Proses barapen Pertama, salah seorang penduduk akan menggali tanah, selanjutnya disebut
kolam. Dalamnya kolam tergantung seberapa banyak makanan yang akan dibakar. Sambil
menunggu, batu mulai dibakar di atas kayu bakar hingga merah membara.
Setelah kolam siap, di bagian dasar dialasi semacam alang-alang kemudian ditutup daun
pisang , di atasnya ditata daging, kemudian ditutup lagi dengan daun pisang. Di atas daun
pisang diletakan lagi batu membara, ditutup lagi dengan daun pisang, baru ditata jagung,
umbi-umbian, dan sayuran. Seperti sebelumnya, di atas sayur dan umbi-umbian, ditutup daun
dan ditindih dengan batu membara. Selanjutnya ditutup lagi dengan kayu bakar untuk
menjaga panas di dalam bisa bertahan lama.
Barapen merupakan tradisi yang mengajarkan bagaimana cara menciptakan dan menguatkan
kebersamaan antarsesama manusia. Dalam pelaksanaannya seluruh warga terlibat mulai dari
proses persiapan, memasak, hingga upacara makan bersama.

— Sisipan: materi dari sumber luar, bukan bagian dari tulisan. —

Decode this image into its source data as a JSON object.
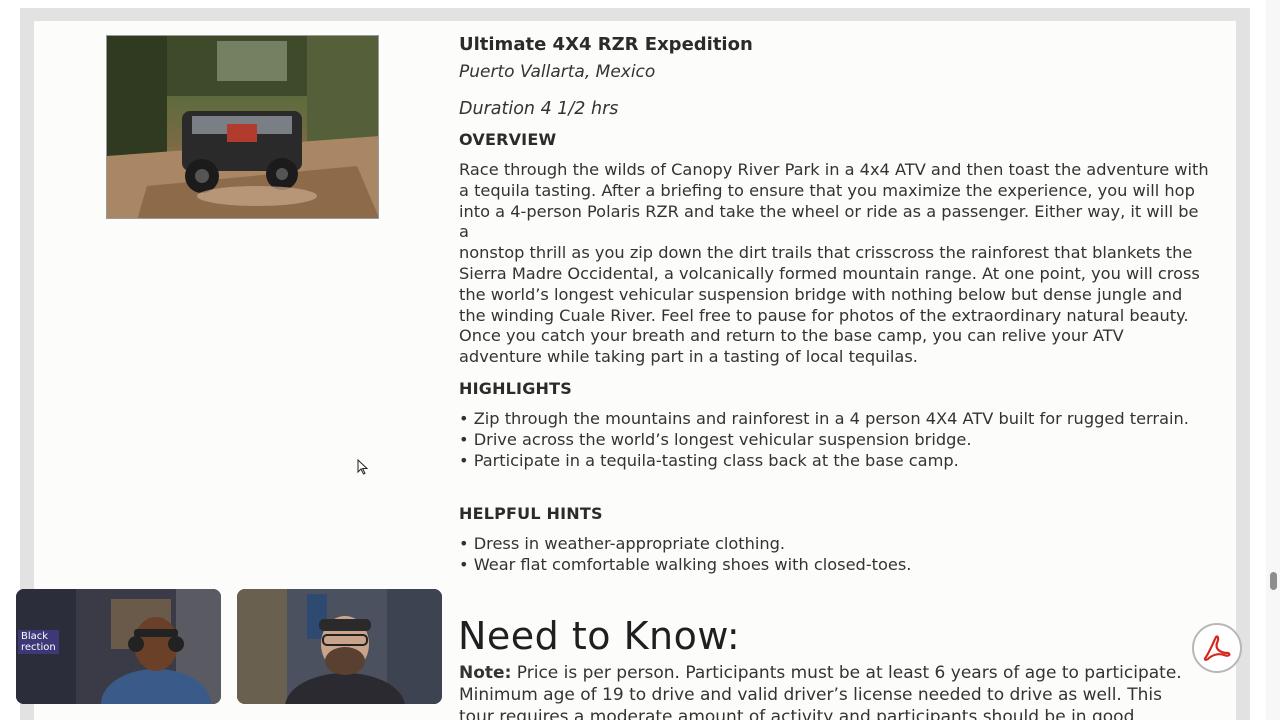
{
  "tour": {
    "title": "Ultimate 4X4 RZR Expedition",
    "location": "Puerto Vallarta, Mexico",
    "duration": "Duration 4 1/2 hrs"
  },
  "overview": {
    "heading": "OVERVIEW",
    "lines": [
      "Race through the wilds of Canopy River Park in a 4x4 ATV and then toast the adventure with",
      "a tequila tasting. After a briefing to ensure that you maximize the experience, you will hop",
      "into a 4-person Polaris RZR and take the wheel or ride as a passenger. Either way, it will be a",
      "nonstop thrill as you zip down the dirt trails that crisscross the rainforest that blankets the",
      "Sierra Madre Occidental, a volcanically formed mountain range. At one point, you will cross",
      "the world’s longest vehicular suspension bridge with nothing below but dense jungle and",
      "the winding Cuale River. Feel free to pause for photos of the extraordinary natural beauty.",
      "Once you catch your breath and return to the base camp, you can relive your ATV",
      "adventure while taking part in a tasting of local tequilas."
    ]
  },
  "highlights": {
    "heading": "HIGHLIGHTS",
    "items": [
      "• Zip through the mountains and rainforest in a 4 person 4X4 ATV built for rugged terrain.",
      "• Drive across the world’s longest vehicular suspension bridge.",
      "• Participate in a tequila-tasting class back at the base camp."
    ]
  },
  "hints": {
    "heading": "HELPFUL HINTS",
    "items": [
      "• Dress in weather-appropriate clothing.",
      "• Wear flat comfortable walking shoes with closed-toes."
    ]
  },
  "need_to_know": {
    "heading": "Need to Know:",
    "note_label": "Note:",
    "note_lines": [
      " Price is per person. Participants must be at least 6 years of age to participate.",
      "Minimum age of 19 to drive and valid driver’s license needed to drive as well. This",
      "tour requires a moderate amount of activity and participants should be in good"
    ]
  },
  "video_tiles": {
    "left_caption_lines": [
      "Black",
      "rection"
    ]
  },
  "icons": {
    "pdf": "adobe-pdf-icon",
    "cursor": "mouse-pointer-icon"
  },
  "colors": {
    "pdf_red": "#d7261e",
    "frame_gray": "#e2e2e2",
    "card_bg": "#fcfcfa"
  }
}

Tujuan penelitian ini adalah mendapatkan gambaran tentang tingkat keteraturan, tingkat
kepatuhan dan tingkat kesesuaian Barapen.Keberadaan Barapen dari aspek tujuannya
sebenarnya cukup membantu masyarakat dalam mengelola lingkungan dan kesejahteraannya,
selain itu Barapen juga bernilai Sosial.
Hal ini disebabkan karena dengan Barapen maka kehidupan sosial masyarakat, panen dan
keseimbangan lingkungan dapat diatur. Di satu sisi ada hukum adat yang melarang namun
disisi lain apa yang dilarang adalah kepemilikan pribadi atau suku. Seharusnya Barapen tidak
mengenal kepemilikan pribadi atau suku karena berkaitan dengan keseluruhan lingkungan
atau ekosistem dan merupakan kesepakatan seluruh masyarakat. Tradisi Barapen belum
searah dengan hukum formal, sehingga perlu adanya peraturan daerah dan peraturan desa
tentang pelestarian kearifan lokal untuk memperkuat eksistensi Barapen.